Andrew Sharrow, 19

Throughout the Covid-19 pandemic families have been put under increased strain. Living spaces that were questionably small before, have become claustrophobic with the addition of lockdown measures. For Andrew, this has meant spending almost all his time in a two-bedroom apartment that he shared with his brother and mother.

While struggling to contend with the pandemic in such an oppressive living space, Andrew also struggled to cope with his mother’s alcoholism, his own identity as a transgender man and his family’s inability to accept his authentic self.

“I’ve always lived with my mum in that two-bedroom apartment. The council said we could use the living room as a third bedroom, but that seemed to mess my mum up a lot. She never had her own space”, Andrew said.

Before the pandemic, Andrew would spend their days seeing friends, going out and only coming back to sleep and eat. When lockdown measures came into place that’s when things changed.

“I would sleep all day and she’d get mad at me for it, but there was nothing to do because of the lockdown and the house wasn’t very big. I’d also be sleeping all day to avoid her, so it was like a complicated situation. That was the main reason when she said leave, I took the chance because I really wanted to leave anyway. I just didn’t know how.”

“I remember cleaning the kitchen every single night because it would get atrocious within one or two days. She’d wake up and be all nice because the kitchen’s clean and I thought like that would work to make her stop drinking and stuff. She would always be screaming, shouting, and getting drunk. Over the course of 2020, from January up until the time she kicked me out, she developed more and more hatred towards me.”

Andrew’s relationship with his Mum first became complicated when he developed as a teenager. At the age of 17, his mother found out through a friend that Andrew had another profile under another name. Andrew had been protecting his transgender identity, not knowing how his family might react, but when she did find out, Andrew recalls that “she barged into my room and said, ‘you’ll never be a man, as long as you’re under my roof.’ Looking back, Andrew admits that he wished he came out sooner and on his own terms. The two have never spoken about Andrew’s transgender identity and over the years they continued to drift apart.

“When my mum confronted me, I immediately went to my partners house at the time. We’ve never really spoken about it since, except when I became homeless. I remember that when I left, I actually shouted my name and my pronouns, and I felt free.”

Andrew believes his homelessness was a combination of his living situation that was strained under lockdown, his mother’s alcoholism, and her inability to accept him for who he was. After packing his bags and moving in with his ex-girlfriend temporarily, Andrew found that the next few months were fraught with difficulty as he fought to find accommodation through the council.

“My experience with the council was really really bad and I think that might have been because I said I was transgender. I thought it was time to be my authentic self now I wasn’t living at home, but when I went to the doctors and brought up my homelessness, they said ‘Oh yeah, women on the system tend to be housed quicker.’”

In response to this, and with the help of his ex, Andrew emailed several charities who specifically help young people experiencing homelessness. His calls for help were answered when AKT, a homeless LGBTQ+ youth charity, responded.

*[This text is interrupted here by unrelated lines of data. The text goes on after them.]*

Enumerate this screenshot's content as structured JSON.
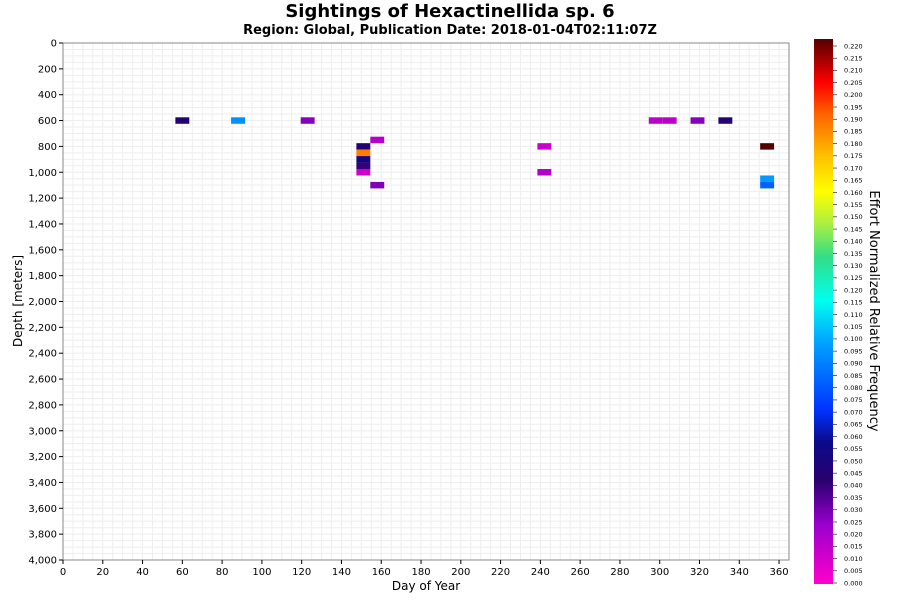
{
  "chart_data": {
    "type": "heatmap",
    "title": "Sightings of Hexactinellida sp. 6",
    "subtitle": "Region: Global, Publication Date: 2018-01-04T02:11:07Z",
    "xlabel": "Day of Year",
    "ylabel": "Depth [meters]",
    "colorbar_label": "Effort Normalized Relative Frequency",
    "xlim": [
      0,
      365
    ],
    "ylim": [
      0,
      4000
    ],
    "y_inverted": true,
    "x_ticks": [
      0,
      20,
      40,
      60,
      80,
      100,
      120,
      140,
      160,
      180,
      200,
      220,
      240,
      260,
      280,
      300,
      320,
      340,
      360
    ],
    "y_ticks": [
      "0",
      "200",
      "400",
      "600",
      "800",
      "1,000",
      "1,200",
      "1,400",
      "1,600",
      "1,800",
      "2,000",
      "2,200",
      "2,400",
      "2,600",
      "2,800",
      "3,000",
      "3,200",
      "3,400",
      "3,600",
      "3,800",
      "4,000"
    ],
    "y_tick_values": [
      0,
      200,
      400,
      600,
      800,
      1000,
      1200,
      1400,
      1600,
      1800,
      2000,
      2200,
      2400,
      2600,
      2800,
      3000,
      3200,
      3400,
      3600,
      3800,
      4000
    ],
    "colorbar_range": [
      0,
      0.22
    ],
    "colorbar_ticks": [
      "0.000",
      "0.005",
      "0.010",
      "0.015",
      "0.020",
      "0.025",
      "0.030",
      "0.035",
      "0.040",
      "0.045",
      "0.050",
      "0.055",
      "0.060",
      "0.065",
      "0.070",
      "0.075",
      "0.080",
      "0.085",
      "0.090",
      "0.095",
      "0.100",
      "0.105",
      "0.110",
      "0.115",
      "0.120",
      "0.125",
      "0.130",
      "0.135",
      "0.140",
      "0.145",
      "0.150",
      "0.155",
      "0.160",
      "0.165",
      "0.170",
      "0.175",
      "0.180",
      "0.185",
      "0.190",
      "0.195",
      "0.200",
      "0.205",
      "0.210",
      "0.215",
      "0.220"
    ],
    "cell_day_width": 7,
    "cell_depth_height": 50,
    "cells": [
      {
        "day": 60,
        "depth": 600,
        "value": 0.045
      },
      {
        "day": 88,
        "depth": 600,
        "value": 0.093
      },
      {
        "day": 123,
        "depth": 600,
        "value": 0.027
      },
      {
        "day": 151,
        "depth": 800,
        "value": 0.045
      },
      {
        "day": 151,
        "depth": 850,
        "value": 0.185
      },
      {
        "day": 151,
        "depth": 900,
        "value": 0.05
      },
      {
        "day": 151,
        "depth": 950,
        "value": 0.04
      },
      {
        "day": 151,
        "depth": 1000,
        "value": 0.012
      },
      {
        "day": 158,
        "depth": 750,
        "value": 0.018
      },
      {
        "day": 158,
        "depth": 1100,
        "value": 0.028
      },
      {
        "day": 242,
        "depth": 800,
        "value": 0.012
      },
      {
        "day": 242,
        "depth": 1000,
        "value": 0.018
      },
      {
        "day": 298,
        "depth": 600,
        "value": 0.016
      },
      {
        "day": 305,
        "depth": 600,
        "value": 0.016
      },
      {
        "day": 319,
        "depth": 600,
        "value": 0.027
      },
      {
        "day": 333,
        "depth": 600,
        "value": 0.045
      },
      {
        "day": 354,
        "depth": 800,
        "value": 0.22
      },
      {
        "day": 354,
        "depth": 1050,
        "value": 0.095
      },
      {
        "day": 354,
        "depth": 1100,
        "value": 0.082
      }
    ]
  }
}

“They got back to me after my ex sent a really deep paragraph explaining how the council messed me about and how I thought it was because I put down that I am transgender. They helped me out a lot and went back and forth with the council for about five months.”

“If I was still waiting on the council, God, I don’t even know what would’ve happened. My case worker called me the other day and said, ‘So you’re not with us anymore, yeah?’ She’s only called me four times since I’ve been homeless.”

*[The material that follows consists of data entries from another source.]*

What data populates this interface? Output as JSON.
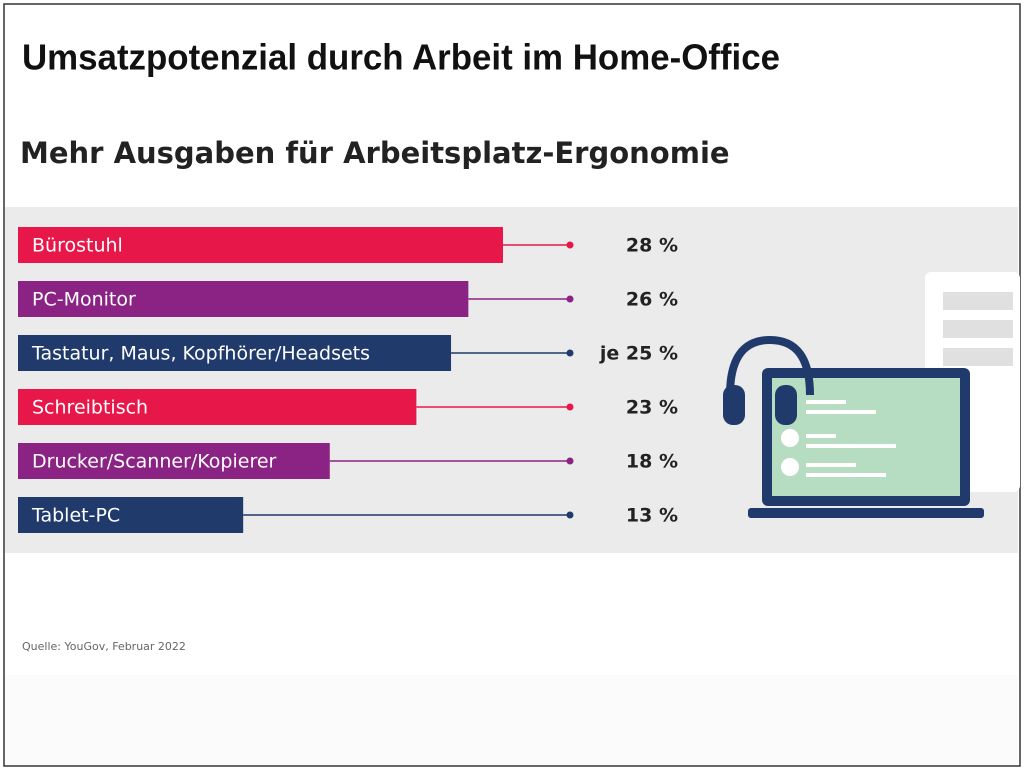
{
  "header": {
    "title": "Umsatzpotenzial durch Arbeit im Home-Office"
  },
  "chart_data": {
    "type": "hbar",
    "title": "Mehr Ausgaben für Arbeitsplatz-Ergonomie",
    "categories": [
      "Bürostuhl",
      "PC-Monitor",
      "Tastatur, Maus, Kopfhörer/Headsets",
      "Schreibtisch",
      "Drucker/Scanner/Kopierer",
      "Tablet-PC"
    ],
    "values": [
      28,
      26,
      25,
      23,
      18,
      13
    ],
    "value_labels": [
      "28 %",
      "26 %",
      "je 25 %",
      "23 %",
      "18 %",
      "13 %"
    ],
    "colors": [
      "#e8174a",
      "#8b2384",
      "#1f3a6b",
      "#e8174a",
      "#8b2384",
      "#1f3a6b"
    ],
    "source": "Quelle: YouGov, Februar 2022"
  }
}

Since coming to Evolve Andrew has signed up for counselling to get the extra support to work through some of his experiences. After being forced to act like an adult, Andrew is now enjoying the freedom associated an adult life.

“I’ve had to feel like an adult for a few years now. I feel like I have a bit more sense of like, I have a bit more sense of respect but not just for myself, but for other people. I feel like I’m getting to know the lingo of the real-world kind of. You know how people are treated in the real world.”

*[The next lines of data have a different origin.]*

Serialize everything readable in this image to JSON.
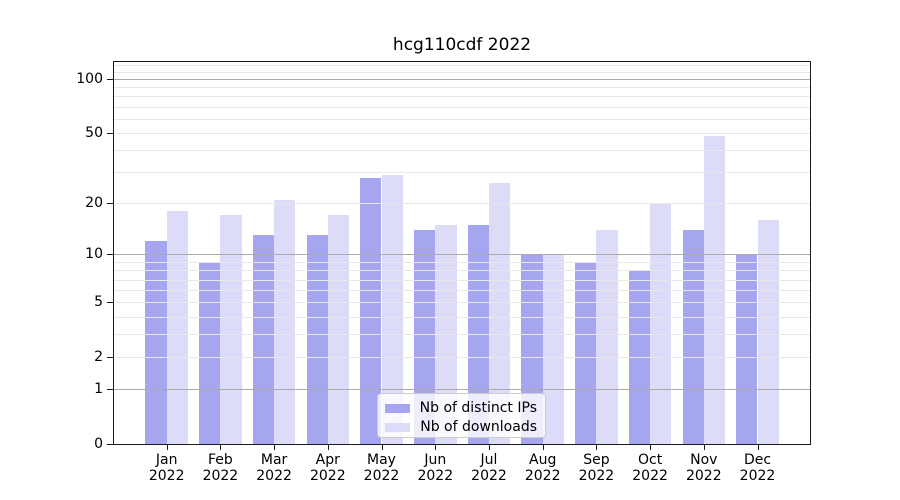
{
  "chart_data": {
    "type": "bar",
    "title": "hcg110cdf 2022",
    "categories": [
      "Jan",
      "Feb",
      "Mar",
      "Apr",
      "May",
      "Jun",
      "Jul",
      "Aug",
      "Sep",
      "Oct",
      "Nov",
      "Dec"
    ],
    "year_label": "2022",
    "series": [
      {
        "name": "Nb of distinct IPs",
        "color": "#a5a5f0",
        "values": [
          12,
          9,
          13,
          13,
          28,
          14,
          15,
          10,
          9,
          8,
          14,
          10
        ]
      },
      {
        "name": "Nb of downloads",
        "color": "#dcdcf8",
        "values": [
          18,
          17,
          21,
          17,
          29,
          15,
          26,
          10,
          14,
          20,
          48,
          16
        ]
      }
    ],
    "yscale": "log1p",
    "ylim": [
      0,
      124
    ],
    "yticks": [
      0,
      1,
      2,
      5,
      10,
      20,
      50,
      100
    ],
    "grid": {
      "major_values": [
        1,
        10,
        100
      ],
      "minor_values": [
        2,
        3,
        4,
        5,
        6,
        7,
        8,
        9,
        20,
        30,
        40,
        50,
        60,
        70,
        80,
        90,
        110,
        120
      ],
      "major_color": "#aaaaaa",
      "minor_color": "#e8e8ea"
    },
    "legend_position": "lower center",
    "xlabel": "",
    "ylabel": ""
  }
}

Since living away from his family Andrew has developed a healthy relationship with his mother and brother. Speaking about his brother, Andrew said, “He doesn’t leave me alone. He constantly texts me and I think it’s really sweet. He just turned 7 and I’ve noticed a shift in him dramatically and it’s kind of scary. Like, he’s gone from like starting arguments and being rude to sitting there and almost being a teenager.”

“My relationship with my mum has already changed for the better to be honest, and it’s changed dramatically. Whenever she sees me, she says she misses me and she’s affectionate and nice. She doesn’t really do all the stuff she used to do when I was around. I think our relationship has matured. She see’s me for the adult I am.”